Sherlock Holmes said “the little things are infinitely the most important” and that “without data, he could presume nothing”. In this vein, a Chinese-French team has documented the distribution of the Yunnan Snub-Nosed Monkey indices in space and time in the XiangGuQing mountain forest, China, between 2500 and 4130 m of altitude.
By Patrick Giraudoux
Direct observation and sampling of elusive species of conservation concern can be difficult due to technical and ethical reasons. However, censuses can be indirect and based on the observation of activity indices such as faeces, gnawed leaves, etc.
When coupled with non-invasive genetic methods, this approach can provide extremely precise information about individuals, population sizes, movements and diseases. However, the design of optimal sampling is dependent on knowledge about the relationships between the distribution of animal groups and their indices and possible variation in these relationships.
The Yunnan Snub-Nosed Monkey, Rhinopithecus bieti, lives in one of the most extreme environments of any non-human primate.

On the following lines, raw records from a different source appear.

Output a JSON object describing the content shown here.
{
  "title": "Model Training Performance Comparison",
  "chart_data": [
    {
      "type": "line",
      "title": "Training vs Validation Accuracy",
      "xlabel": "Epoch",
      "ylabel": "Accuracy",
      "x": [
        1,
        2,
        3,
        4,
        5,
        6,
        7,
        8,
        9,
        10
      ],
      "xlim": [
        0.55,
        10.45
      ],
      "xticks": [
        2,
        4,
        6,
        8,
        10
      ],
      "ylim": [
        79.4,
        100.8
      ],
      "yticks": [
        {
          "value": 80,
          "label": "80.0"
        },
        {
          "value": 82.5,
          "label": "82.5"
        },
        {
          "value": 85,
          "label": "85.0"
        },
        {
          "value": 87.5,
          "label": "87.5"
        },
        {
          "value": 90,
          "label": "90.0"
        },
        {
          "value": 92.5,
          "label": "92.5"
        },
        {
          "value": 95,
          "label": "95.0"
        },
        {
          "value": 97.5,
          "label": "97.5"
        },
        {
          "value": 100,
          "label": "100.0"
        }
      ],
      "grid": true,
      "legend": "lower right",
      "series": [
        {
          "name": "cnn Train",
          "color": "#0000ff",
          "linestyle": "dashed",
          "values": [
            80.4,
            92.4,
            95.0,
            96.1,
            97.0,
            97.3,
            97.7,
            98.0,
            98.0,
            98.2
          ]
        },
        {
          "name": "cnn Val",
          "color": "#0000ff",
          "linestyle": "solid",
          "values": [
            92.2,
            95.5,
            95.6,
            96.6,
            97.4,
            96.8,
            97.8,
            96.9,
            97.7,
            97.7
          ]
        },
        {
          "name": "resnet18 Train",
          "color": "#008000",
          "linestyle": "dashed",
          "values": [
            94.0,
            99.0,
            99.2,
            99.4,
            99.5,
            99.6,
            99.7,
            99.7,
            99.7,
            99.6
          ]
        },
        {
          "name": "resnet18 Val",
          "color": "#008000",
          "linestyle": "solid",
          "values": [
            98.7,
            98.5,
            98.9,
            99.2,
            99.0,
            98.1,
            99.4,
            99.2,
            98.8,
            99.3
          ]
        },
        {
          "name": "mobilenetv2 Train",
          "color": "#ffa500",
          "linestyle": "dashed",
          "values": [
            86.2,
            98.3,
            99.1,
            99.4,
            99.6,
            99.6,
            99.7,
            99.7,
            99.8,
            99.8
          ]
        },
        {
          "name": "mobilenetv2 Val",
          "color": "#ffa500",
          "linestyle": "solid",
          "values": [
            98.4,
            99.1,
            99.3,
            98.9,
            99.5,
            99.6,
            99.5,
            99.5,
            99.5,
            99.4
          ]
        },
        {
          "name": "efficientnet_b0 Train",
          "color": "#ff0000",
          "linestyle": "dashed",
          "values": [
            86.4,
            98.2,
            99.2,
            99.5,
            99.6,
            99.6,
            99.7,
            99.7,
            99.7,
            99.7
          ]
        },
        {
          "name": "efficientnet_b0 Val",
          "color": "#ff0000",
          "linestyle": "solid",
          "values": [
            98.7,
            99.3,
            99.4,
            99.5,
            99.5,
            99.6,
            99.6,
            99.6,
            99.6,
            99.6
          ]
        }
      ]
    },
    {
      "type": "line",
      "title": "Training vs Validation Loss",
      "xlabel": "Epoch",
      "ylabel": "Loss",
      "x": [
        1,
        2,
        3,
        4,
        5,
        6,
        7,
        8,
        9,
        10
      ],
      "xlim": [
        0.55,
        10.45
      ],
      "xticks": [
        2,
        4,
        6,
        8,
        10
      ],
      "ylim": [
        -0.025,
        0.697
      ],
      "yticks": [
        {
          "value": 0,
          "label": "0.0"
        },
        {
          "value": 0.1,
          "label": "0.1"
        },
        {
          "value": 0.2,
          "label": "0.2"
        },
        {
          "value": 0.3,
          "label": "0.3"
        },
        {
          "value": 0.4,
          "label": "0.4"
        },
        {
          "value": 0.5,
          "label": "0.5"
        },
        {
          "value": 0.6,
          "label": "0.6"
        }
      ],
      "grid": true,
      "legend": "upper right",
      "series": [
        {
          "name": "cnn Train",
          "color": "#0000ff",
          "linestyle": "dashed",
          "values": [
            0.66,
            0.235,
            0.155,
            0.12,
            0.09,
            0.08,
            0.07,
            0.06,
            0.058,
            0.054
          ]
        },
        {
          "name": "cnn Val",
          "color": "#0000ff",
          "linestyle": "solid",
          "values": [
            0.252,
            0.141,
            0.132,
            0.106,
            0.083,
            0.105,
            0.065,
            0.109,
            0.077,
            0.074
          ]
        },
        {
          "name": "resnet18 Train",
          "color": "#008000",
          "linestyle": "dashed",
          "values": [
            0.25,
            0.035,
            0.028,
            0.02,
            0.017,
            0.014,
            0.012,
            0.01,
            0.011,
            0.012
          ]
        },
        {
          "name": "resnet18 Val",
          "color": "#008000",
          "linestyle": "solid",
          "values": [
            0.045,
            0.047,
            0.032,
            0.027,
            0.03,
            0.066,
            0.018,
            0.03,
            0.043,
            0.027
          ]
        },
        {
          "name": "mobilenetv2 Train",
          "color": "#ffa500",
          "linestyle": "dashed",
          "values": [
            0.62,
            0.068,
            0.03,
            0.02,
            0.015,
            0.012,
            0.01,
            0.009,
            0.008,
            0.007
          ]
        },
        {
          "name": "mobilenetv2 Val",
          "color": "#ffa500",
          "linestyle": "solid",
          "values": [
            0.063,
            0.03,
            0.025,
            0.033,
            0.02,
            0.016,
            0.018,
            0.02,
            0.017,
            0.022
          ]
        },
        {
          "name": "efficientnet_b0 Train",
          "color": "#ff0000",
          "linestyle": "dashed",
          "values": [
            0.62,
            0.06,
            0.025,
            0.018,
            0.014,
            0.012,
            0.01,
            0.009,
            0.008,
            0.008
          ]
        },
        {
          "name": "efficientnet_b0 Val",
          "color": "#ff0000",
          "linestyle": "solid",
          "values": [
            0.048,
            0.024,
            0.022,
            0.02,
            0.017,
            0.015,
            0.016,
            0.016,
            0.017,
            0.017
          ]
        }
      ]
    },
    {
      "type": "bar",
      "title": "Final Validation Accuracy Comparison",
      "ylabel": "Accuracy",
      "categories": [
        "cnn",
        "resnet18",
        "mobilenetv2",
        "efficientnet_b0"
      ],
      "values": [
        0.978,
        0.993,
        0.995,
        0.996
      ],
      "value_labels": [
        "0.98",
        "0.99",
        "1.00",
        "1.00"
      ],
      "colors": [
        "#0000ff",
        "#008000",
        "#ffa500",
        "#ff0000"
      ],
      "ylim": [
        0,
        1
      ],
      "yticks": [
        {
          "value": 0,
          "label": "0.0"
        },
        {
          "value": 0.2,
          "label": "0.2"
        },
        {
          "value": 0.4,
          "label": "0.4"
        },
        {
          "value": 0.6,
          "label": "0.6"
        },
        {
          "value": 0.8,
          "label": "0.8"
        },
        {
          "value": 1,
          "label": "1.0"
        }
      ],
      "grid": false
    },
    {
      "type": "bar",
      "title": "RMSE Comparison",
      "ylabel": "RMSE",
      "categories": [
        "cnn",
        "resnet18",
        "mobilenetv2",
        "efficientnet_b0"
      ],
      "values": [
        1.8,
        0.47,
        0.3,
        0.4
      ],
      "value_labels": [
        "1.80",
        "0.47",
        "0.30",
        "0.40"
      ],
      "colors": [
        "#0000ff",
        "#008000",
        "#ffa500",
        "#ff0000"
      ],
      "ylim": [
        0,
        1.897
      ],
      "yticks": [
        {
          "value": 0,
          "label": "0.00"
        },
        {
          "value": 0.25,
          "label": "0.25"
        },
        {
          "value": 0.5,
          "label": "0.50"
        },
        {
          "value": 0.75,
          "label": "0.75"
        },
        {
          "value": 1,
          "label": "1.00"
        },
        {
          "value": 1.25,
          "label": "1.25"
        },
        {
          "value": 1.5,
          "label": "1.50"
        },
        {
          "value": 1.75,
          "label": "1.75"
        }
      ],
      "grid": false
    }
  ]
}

It is found in 15 discrete populations totalling less than 3000 animals, in north-western Yunnan and south-eastern Tibet, between the Jinsha (upper Yangtze) and the Lancang (upper Mekong) rivers, where it inhabits temperate alpine forest ecosystems.
In 2017, a Chinese-French team investigated the distribution of Yunnan Snub-Nosed Monkeys and their indices (faeces, gnawed leaves, broken twigs) in space and time to document those relationships, their research paper was recently published in Mammalia.
For four months, the first author walked more than 80 km of mountain paths in the forest of XiangGuQing – GeHuaQing, Tacheng, China. Based on counts along trails across the range of a wild group of several hundred animals, they have shown that on a large scale (100 km2) indices were spatially distributed as nested clusters, and that monkeys strongly prefer southern slopes and altitudes ranging between 2900-3400m.
Additional transects carried out across the range of a smaller sub-population of about 60 individuals, showed that stays of 2-3 days in an area of a few hectares were sufficient to get a spatially homogenous distribution of faeces. The researchers also determined that weather and interactions with other species can alter index density, e.g. the number of monkey faeces was on average 4.2 times higher in places where domestic pigs were absent (a consequence of pigs feeding on faeces).
These observations highlight the importance of considering spatial and temporal scales when sampling Yunnan Snub-Nosed Monkey indices. They provide a foundation from which to develop molecular ecology methods using indices and to develop methods for elucidating how Yunnan Snub-Nosed Monkeys range over large areas, and how currently isolated populations may reconnect.